Challenge Description

🔰 In the Question table, daily sales information is provided.

Solutions

library(tidyverse)
library(readxl)

path = "files/CH-96 Top Products.xlsx"
input = read_excel(path, range = "B2:D20")
test  = read_excel(path, range = "I2:K11")

result = input %>%
  mutate(Month = month(Date)) %>%
  summarise(Quantity = sum(Quantity), .by = c(Product, Month)) %>%
  mutate(Rank = dense_rank(desc(Quantity)), .by = Month) %>%
  mutate(Product = ifelse(Rank < 3, Product, "Other")) %>%
  arrange(Month, Rank) %>%
  summarise(Quantity = sum(Quantity), .by = c(Product, Month)) %>%
  mutate(`% of Month sales` = Quantity / sum(Quantity), .by = Month) %>%
  select(Month, Product, `% of Month sales`)

identical(result, test)
# [1] TRUE
  • Logic:

    • Reads the workbook ranges needed for the challenge

    • Aggregates or ranks values at the relevant grouping level

    • Builds the intermediate columns that drive the final result

  • Strengths:

    • The R solution stays close to the workbook rule and keeps the transformation compact.
  • Areas for Improvement:

    • The code assumes the sheet structure and source ranges remain stable.
  • Gem:

    • The strongest part of the solution is choosing the right intermediate representation before shaping the final output.
import pandas as pd

path = "CH-96 Top Products.xlsx"
input = pd.read_excel(path, skiprows=1, usecols="B:D", nrows=19)
test = pd.read_excel(path, skiprows=1, usecols="I:K", nrows=9)\
    .rename(columns={"Product.1":"Product", "% of Month sales":"Percent"})\
    .sort_values(["Month","Product"])\
    .reset_index(drop=True)

result = input.assign(Month=input['Date'].dt.month) \
    .groupby(['Product', 'Month']) \
    .agg(Quantity=('Quantity', 'sum')) \
    .reset_index() \
    .assign(Rank=lambda x: x.groupby('Month')['Quantity'].rank(method='dense', ascending=False)) \
    .assign(Product=lambda x: x.apply(lambda row: row['Product'] if row['Rank'] < 3 else 'Other', axis=1)) \
    .sort_values(['Month', 'Rank']) \
    .groupby(['Product', 'Month']) \
    .agg(Quantity=('Quantity', 'sum')) \
    .sort_values(["Month","Product"])\
    .reset_index() \
    .assign(Percent=lambda x: x['Quantity'] / x.groupby('Month')['Quantity'].transform('sum')) \
    .loc[:, ['Month', 'Product', 'Percent']]
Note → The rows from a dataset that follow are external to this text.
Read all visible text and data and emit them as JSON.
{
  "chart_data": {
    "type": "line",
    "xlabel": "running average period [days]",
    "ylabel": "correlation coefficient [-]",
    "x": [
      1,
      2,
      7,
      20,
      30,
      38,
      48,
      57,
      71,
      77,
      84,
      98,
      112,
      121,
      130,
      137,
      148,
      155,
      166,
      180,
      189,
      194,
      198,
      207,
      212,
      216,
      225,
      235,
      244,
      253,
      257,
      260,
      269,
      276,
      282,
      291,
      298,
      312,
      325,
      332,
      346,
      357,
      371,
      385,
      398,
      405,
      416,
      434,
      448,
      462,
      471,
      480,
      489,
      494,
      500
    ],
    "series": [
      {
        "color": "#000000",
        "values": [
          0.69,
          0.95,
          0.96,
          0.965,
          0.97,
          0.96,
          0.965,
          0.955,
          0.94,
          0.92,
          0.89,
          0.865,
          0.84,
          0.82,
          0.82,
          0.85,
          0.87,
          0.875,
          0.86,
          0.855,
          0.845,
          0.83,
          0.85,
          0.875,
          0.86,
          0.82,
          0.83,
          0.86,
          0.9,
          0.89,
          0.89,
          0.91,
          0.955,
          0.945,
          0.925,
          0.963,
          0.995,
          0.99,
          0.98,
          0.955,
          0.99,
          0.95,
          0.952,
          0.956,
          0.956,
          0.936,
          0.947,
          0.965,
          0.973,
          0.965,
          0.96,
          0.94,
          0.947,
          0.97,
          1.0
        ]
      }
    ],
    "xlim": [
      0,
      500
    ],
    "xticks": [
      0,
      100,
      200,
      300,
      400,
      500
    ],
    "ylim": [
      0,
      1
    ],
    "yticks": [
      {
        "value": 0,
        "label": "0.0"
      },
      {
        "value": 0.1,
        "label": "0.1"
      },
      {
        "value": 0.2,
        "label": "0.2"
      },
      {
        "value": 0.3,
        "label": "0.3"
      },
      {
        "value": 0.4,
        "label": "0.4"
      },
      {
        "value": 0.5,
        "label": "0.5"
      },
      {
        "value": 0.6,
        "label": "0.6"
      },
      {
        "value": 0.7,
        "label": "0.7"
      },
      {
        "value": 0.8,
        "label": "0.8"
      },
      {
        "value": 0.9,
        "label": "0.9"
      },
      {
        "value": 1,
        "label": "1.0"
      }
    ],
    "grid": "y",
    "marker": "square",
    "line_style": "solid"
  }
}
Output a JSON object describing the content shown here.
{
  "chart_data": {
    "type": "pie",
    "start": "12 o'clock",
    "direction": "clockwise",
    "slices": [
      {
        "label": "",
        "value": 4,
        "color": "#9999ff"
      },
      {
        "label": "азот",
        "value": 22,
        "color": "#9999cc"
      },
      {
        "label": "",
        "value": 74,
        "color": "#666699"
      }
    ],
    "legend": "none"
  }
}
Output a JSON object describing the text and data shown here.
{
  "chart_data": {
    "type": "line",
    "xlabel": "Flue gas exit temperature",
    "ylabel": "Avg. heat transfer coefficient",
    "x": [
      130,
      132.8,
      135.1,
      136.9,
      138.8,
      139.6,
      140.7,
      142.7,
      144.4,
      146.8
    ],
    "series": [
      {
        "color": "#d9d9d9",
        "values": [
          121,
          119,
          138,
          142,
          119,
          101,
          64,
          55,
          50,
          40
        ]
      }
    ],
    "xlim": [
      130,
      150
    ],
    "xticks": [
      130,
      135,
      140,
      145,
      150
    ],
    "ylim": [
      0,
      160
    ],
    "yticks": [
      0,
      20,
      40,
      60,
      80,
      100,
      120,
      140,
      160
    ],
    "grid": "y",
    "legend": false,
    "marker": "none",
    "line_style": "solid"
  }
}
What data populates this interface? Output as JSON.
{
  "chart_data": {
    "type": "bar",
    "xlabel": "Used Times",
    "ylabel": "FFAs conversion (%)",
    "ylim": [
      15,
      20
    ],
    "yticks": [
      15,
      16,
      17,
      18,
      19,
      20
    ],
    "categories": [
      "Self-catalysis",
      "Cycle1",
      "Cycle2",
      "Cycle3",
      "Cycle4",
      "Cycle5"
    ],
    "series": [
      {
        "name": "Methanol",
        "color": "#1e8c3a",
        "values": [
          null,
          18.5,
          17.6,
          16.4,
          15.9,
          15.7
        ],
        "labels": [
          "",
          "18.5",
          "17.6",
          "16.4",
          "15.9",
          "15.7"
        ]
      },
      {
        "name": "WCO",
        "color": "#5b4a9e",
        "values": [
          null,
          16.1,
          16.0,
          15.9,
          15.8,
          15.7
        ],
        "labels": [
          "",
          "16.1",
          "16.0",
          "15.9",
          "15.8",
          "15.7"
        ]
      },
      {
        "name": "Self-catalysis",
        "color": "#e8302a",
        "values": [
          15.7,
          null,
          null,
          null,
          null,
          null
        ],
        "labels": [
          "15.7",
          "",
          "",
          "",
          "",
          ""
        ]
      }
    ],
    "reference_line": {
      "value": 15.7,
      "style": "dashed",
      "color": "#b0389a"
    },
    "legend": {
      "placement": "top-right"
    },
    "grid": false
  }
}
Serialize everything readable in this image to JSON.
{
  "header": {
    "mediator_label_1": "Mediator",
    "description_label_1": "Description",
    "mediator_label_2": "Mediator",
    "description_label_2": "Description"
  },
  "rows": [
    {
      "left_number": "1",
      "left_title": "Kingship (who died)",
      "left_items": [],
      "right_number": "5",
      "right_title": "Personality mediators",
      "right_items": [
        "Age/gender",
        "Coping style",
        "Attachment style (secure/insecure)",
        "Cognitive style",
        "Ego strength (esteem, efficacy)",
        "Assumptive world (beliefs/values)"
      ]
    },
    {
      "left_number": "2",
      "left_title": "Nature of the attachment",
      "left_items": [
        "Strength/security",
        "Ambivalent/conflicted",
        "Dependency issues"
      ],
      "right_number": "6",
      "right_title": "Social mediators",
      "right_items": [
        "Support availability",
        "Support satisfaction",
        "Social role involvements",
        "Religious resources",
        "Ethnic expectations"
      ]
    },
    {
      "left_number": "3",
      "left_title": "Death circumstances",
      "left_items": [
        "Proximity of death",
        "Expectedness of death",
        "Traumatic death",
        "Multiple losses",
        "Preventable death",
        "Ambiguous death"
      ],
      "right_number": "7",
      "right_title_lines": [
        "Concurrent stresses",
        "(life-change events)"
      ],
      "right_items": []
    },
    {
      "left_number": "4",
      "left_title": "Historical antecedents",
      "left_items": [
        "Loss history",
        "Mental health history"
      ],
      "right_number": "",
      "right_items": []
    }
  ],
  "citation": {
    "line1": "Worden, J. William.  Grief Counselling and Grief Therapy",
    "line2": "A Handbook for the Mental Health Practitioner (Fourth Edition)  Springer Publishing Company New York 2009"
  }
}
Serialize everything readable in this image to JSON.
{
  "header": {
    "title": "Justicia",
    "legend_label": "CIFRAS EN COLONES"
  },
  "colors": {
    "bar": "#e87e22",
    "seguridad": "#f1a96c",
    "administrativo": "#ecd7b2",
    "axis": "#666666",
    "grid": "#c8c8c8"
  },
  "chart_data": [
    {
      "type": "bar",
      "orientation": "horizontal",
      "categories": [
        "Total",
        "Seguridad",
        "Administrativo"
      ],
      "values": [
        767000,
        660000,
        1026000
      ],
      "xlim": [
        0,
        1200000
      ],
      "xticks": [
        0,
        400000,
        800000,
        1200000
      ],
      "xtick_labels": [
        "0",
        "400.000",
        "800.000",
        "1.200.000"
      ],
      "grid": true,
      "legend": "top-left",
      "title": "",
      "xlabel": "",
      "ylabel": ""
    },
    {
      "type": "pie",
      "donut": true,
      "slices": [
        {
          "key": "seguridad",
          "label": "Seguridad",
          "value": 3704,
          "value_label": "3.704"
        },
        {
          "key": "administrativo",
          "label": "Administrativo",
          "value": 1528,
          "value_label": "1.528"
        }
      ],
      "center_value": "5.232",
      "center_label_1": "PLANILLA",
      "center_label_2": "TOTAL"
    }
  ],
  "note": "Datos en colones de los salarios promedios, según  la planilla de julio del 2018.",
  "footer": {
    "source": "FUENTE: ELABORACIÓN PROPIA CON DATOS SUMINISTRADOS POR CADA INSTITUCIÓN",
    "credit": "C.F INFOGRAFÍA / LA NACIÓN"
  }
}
print(all(result == test)) # True
  • Logic:

    • Reads the workbook ranges needed for the challenge

    • Aggregates or ranks values at the relevant grouping level

    • Builds the intermediate columns that drive the final result

  • Strengths:

    • The Python version follows the same rule in a direct dataframe-oriented implementation.
  • Areas for Improvement:

    • The code assumes the workbook layout remains stable, so any sheet redesign would require small adjustments.
  • Gem:

    • The implementation stays close to the original workbook rule instead of adding unnecessary abstraction.

Difficulty Level

This task is moderate:

  • The business rule is readable, but the workbook still requires careful implementation to reach the expected layout.